To be able to export from Dorico to Cubase, this functionality was already requested and the Team is considering implementing this in future updates.
Thanks. I will investigate.
Not saying to steal ideas from Avid, but I do think Dorico and Cubase should have some kind of copy and paste functionality as Sibelius introduced not long ago with Pro Tools.
The past few days I’ve been working on a hybrid project in both Cubase and Dorico and there were a few moments I wanted to use Dorico for quick counterpoint, exploding of chords, small arranging of a few measures really. For this kind of thing it would be awesome to be able to quickly sketch it out in Dorico and then tab over to Cubase into a midi region and copy/paste without having to go through a whole roundtrip procedure.

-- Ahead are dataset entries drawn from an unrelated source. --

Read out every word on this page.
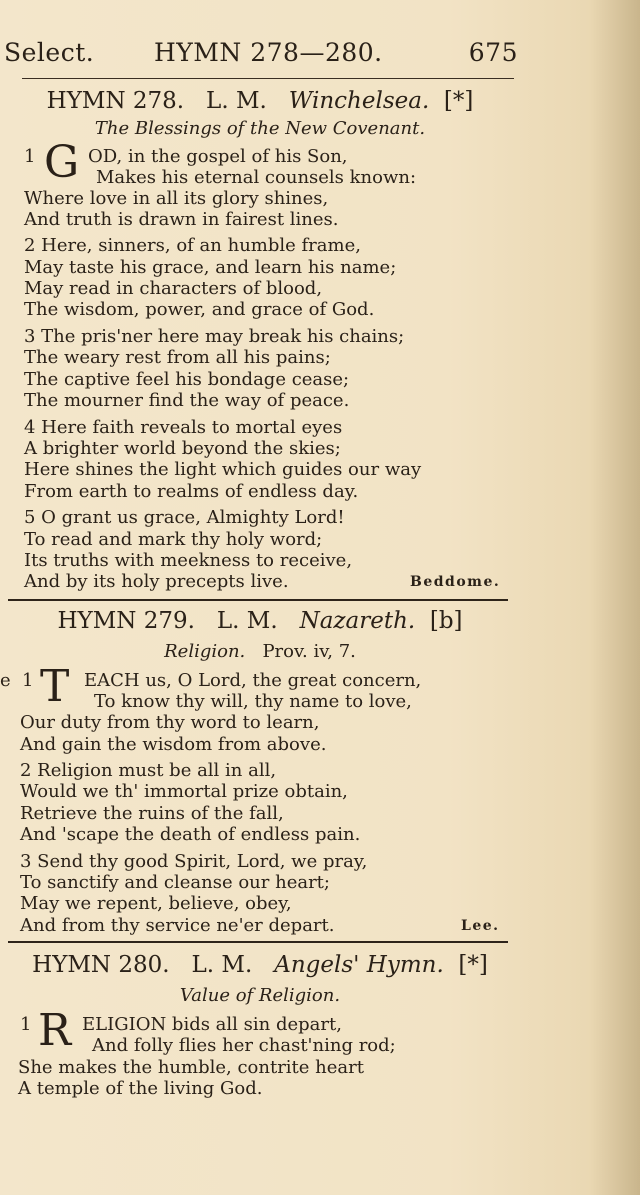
Select. HYMN 278—280.	675
HYMN 278. L. M. Winchelsea. [*]
The Blessings of the New Covenant.
1 G OD, in the gospel of his Son,
Makes his eternal counsels known:
Where love in all its glory shines,
And truth is drawn in fairest lines.
2 Here, sinners, of an humble frame,
May taste his grace, and learn his name;
May read in characters of blood,
The wisdom, power, and grace of God.
3 The pris'ner here may break his chains;
The weary rest from all his pains;
The captive feel his bondage cease;
The mourner find the way of peace.
4 Here faith reveals to mortal eyes
A brighter world beyond the skies;
Here shines the light which guides our way
From earth to realms of endless day.
5 O grant us grace, Almighty Lord!
To read and mark thy holy word;
Its truths with meekness to receive,
And by its holy precepts live.	Beddome.
HYMN 279. L. M. Nazareth. [b]
Religion. Prov. iv, 7.
e 1 T EACH us, O Lord, the great concern,
To know thy will, thy name to love,
Our duty from thy word to learn,
And gain the wisdom from above.
2 Religion must be all in all,
Would we th' immortal prize obtain,
Retrieve the ruins of the fall,
And 'scape the death of endless pain.
3 Send thy good Spirit, Lord, we pray,
To sanctify and cleanse our heart;
May we repent, believe, obey,
And from thy service ne'er depart.	Lee.
HYMN 280. L. M. Angels' Hymn. [*]
Value of Religion.
1 R ELIGION bids all sin depart,
And folly flies her chast'ning rod;
She makes the humble, contrite heart
A temple of the living God.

Absolutely steal any and all ideas that are good and implementable. Ideas are not protected by any copyright law: it’s the execution that matters.
Yeah, and they aren’t the only software company to invent the idea of copy/paste between their ecosystem, so you’re right, no one owns that. Adobe for example will allow you to copy and paste something directly from Illustrator to Photoshop without doing an export/import. You just copy, tab windows, and paste! Would be great Dorico & Cubase could see simple midi data across a clipboard in this way.

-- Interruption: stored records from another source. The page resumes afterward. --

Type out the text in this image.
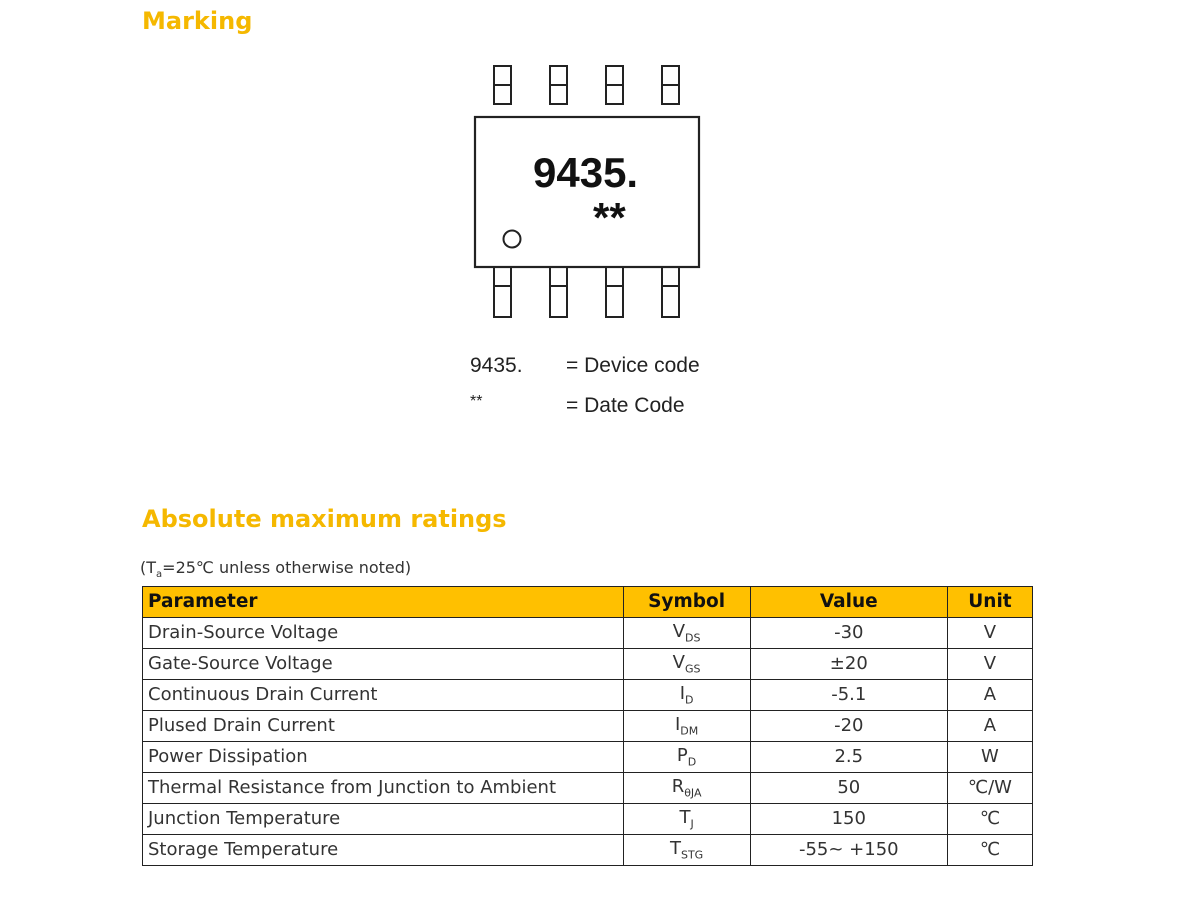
Marking
9435.
**
9435. = Device code
**	= Date Code
Absolute maximum ratings
($T_a=25℃$ unless otherwise noted)
Parameter	Symbol	Value	Unit
Drain-Source Voltage	$V_{DS}$	-30	V
Gate-Source Voltage	$V_{GS}$	±20	V
Continuous Drain Current	$I_D$	-5.1	A
Plused Drain Current	$I_{DM}$	-20	A
Power Dissipation	$P_D$	2.5	W
Thermal Resistance from Junction to Ambient	$R_{\theta JA}$	50	℃/W
Junction Temperature	$T_J$	150	℃
Storage Temperature	$T_{STG}$	-55~ +150	℃
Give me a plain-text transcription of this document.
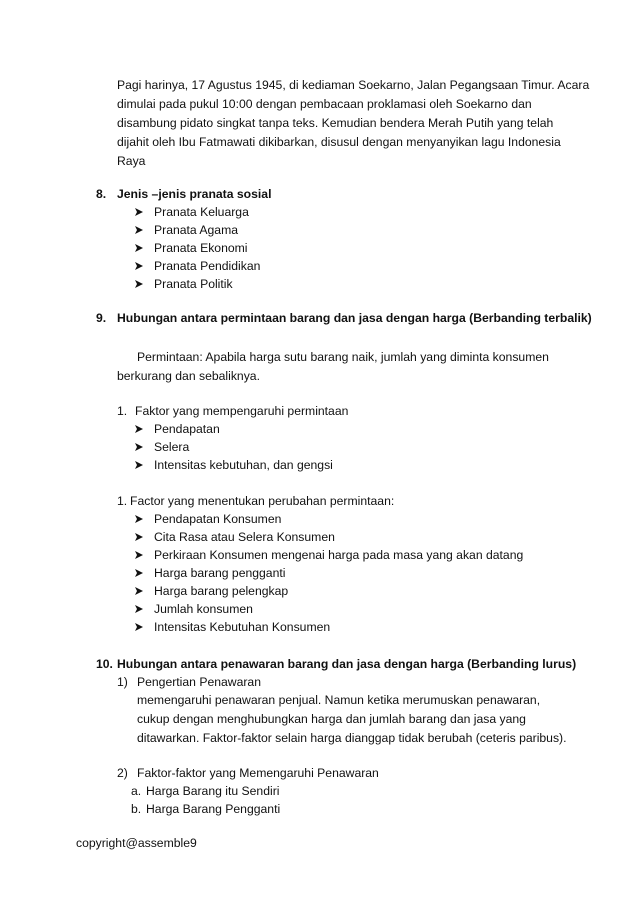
Pagi harinya, 17 Agustus 1945, di kediaman Soekarno, Jalan Pegangsaan Timur. Acara
dimulai pada pukul 10:00 dengan pembacaan proklamasi oleh Soekarno dan
disambung pidato singkat tanpa teks. Kemudian bendera Merah Putih yang telah
dijahit oleh Ibu Fatmawati dikibarkan, disusul dengan menyanyikan lagu Indonesia
Raya
8. Jenis –jenis pranata sosial
Pranata Keluarga
Pranata Agama
Pranata Ekonomi
Pranata Pendidikan
Pranata Politik
9. Hubungan antara permintaan barang dan jasa dengan harga (Berbanding terbalik)
Permintaan: Apabila harga sutu barang naik, jumlah yang diminta konsumen
berkurang dan sebaliknya.
1. Faktor yang mempengaruhi permintaan
Pendapatan
Selera
Intensitas kebutuhan, dan gengsi
1. Factor yang menentukan perubahan permintaan:
Pendapatan Konsumen
Cita Rasa atau Selera Konsumen
Perkiraan Konsumen mengenai harga pada masa yang akan datang
Harga barang pengganti
Harga barang pelengkap
Jumlah konsumen
Intensitas Kebutuhan Konsumen
10. Hubungan antara penawaran barang dan jasa dengan harga (Berbanding lurus)
1) Pengertian Penawaran
memengaruhi penawaran penjual. Namun ketika merumuskan penawaran,
cukup dengan menghubungkan harga dan jumlah barang dan jasa yang
ditawarkan. Faktor-faktor selain harga dianggap tidak berubah (ceteris paribus).
2) Faktor-faktor yang Memengaruhi Penawaran
a. Harga Barang itu Sendiri
b. Harga Barang Pengganti
copyright@assemble9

Of course, but there might still be need for additional integration questions to be solved before such feature is released. What’s going to e.g. happen in the following situations:
- the passage is longer than the “available space” in source material (less of an issue if going from Dorico to Cubase, but the other way around — will Dorico generate new bars to accommodate?)

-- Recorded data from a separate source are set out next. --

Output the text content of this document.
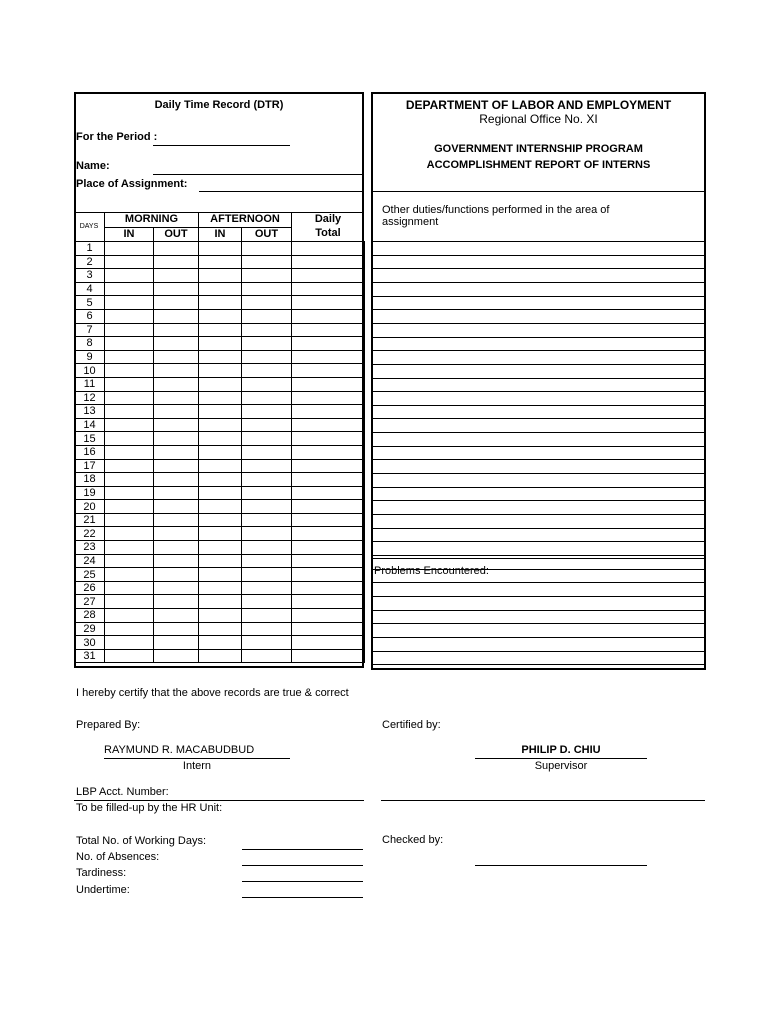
Daily Time Record (DTR)
For the Period :
Name:
Place of Assignment:
DAYS
MORNING	AFTERNOON
IN	OUT	IN	OUT
Daily
Total
1					
2					
3					
4					
5					
6					
7					
8					
9					
10					
11					
12					
13					
14					
15					
16					
17					
18					
19					
20					
21					
22					
23					
24					
25					
26					
27					
28					
29					
30					
31					
DEPARTMENT OF LABOR AND EMPLOYMENT
Regional Office No. XI
GOVERNMENT INTERNSHIP PROGRAM
ACCOMPLISHMENT REPORT OF INTERNS
Other duties/functions performed in the area of
assignment
Problems Encountered:
I hereby certify that the above records are true & correct
Prepared By:	Certified by:
RAYMUND R. MACABUDBUD
Intern
PHILIP D. CHIU
Supervisor
LBP Acct. Number:
To be filled-up by the HR Unit:
Total No. of Working Days:
No. of Absences:
Tardiness:
Undertime:
Checked by:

- copying multiple tracks / staves at one go: how is this handled in the receiving program? What if either in Dorico or Cubase the copied tracks only look like they’re adjacent, but might really be visible (either with track filter or staff visibility) tracks dozens or hundreds (if large template) tracks/staves apart?
- how would midi data in percussion staves be handled, to and from?
- if Dorico is displaying the score as transposed, would the default be still to paste the midi data to Cubase at the sounding / concert pitch? Or the other way around?
- etc.
Copying and pasting data between applications has been the whole point of the clipboard since it was invented in the early 1970s!
And of course you can already drag and drop MIDI from Cubase into Dorico; and Drag ‘n’ Drop is a Pasteboard operation, on macOS at least. This also works from any app that supports dragging of MIDI data.
Finale had a function for copying and pasting MIDI data to the clipboard for years; though they didn’t advertise or showcase any apps with which it could be usefully paired.
That’s cool. It would be great then if you could do the inverse, too. I mostly prefer to use Dorico for writing and orchestration, and the new Dorico-ish score editor in Cubase is not quite there for me.
I am not sure, but if Sibelius and Pro Tools does this, then surely such things must have been considered or are handled one way or another. I actually have Pro Tools, and I think I have a Sibelius free version kicking around if it has this feature (not sure) - I may have to test some of those scenarios to find out how it handles it.
In short answer I would imagine that whichever app you are copying to would make available space, or a prompt would ask you: “Would you like to add additional bars?” etc. Copying multiple tracks wasn’t necessarily my personal thought or use case. I’m picturing more like - you want to copy several chords and then explode them over to a string section in Dorico. Is it not technically still just midi pitch data?
But yeah like I said, I’d have to check to see how Avid has handled this. I’m sure it’s not perfect but the idea would be for quick work, clean up a melody or explode some chords – in my view if you want to work on a full song you’d still be better off with a project file roundtrip.
Have you tried it? I don’t use Cubase, but from what I can gather, it can receive dragged MIDI data. (It would be odd if it only dragged out, but not in.)
I hadn’t, but I just tried it and nothing happens. Also trying the method from Cubase to Dorico doesn’t seem to work for me either, I just tried dragging a basic midi clip into Dorico’s play tab and nothing, sadly…
My experience from the most complex Cubase Scores to Dorico mainly via XML, sometimes via MIDI, is absolutely excellent.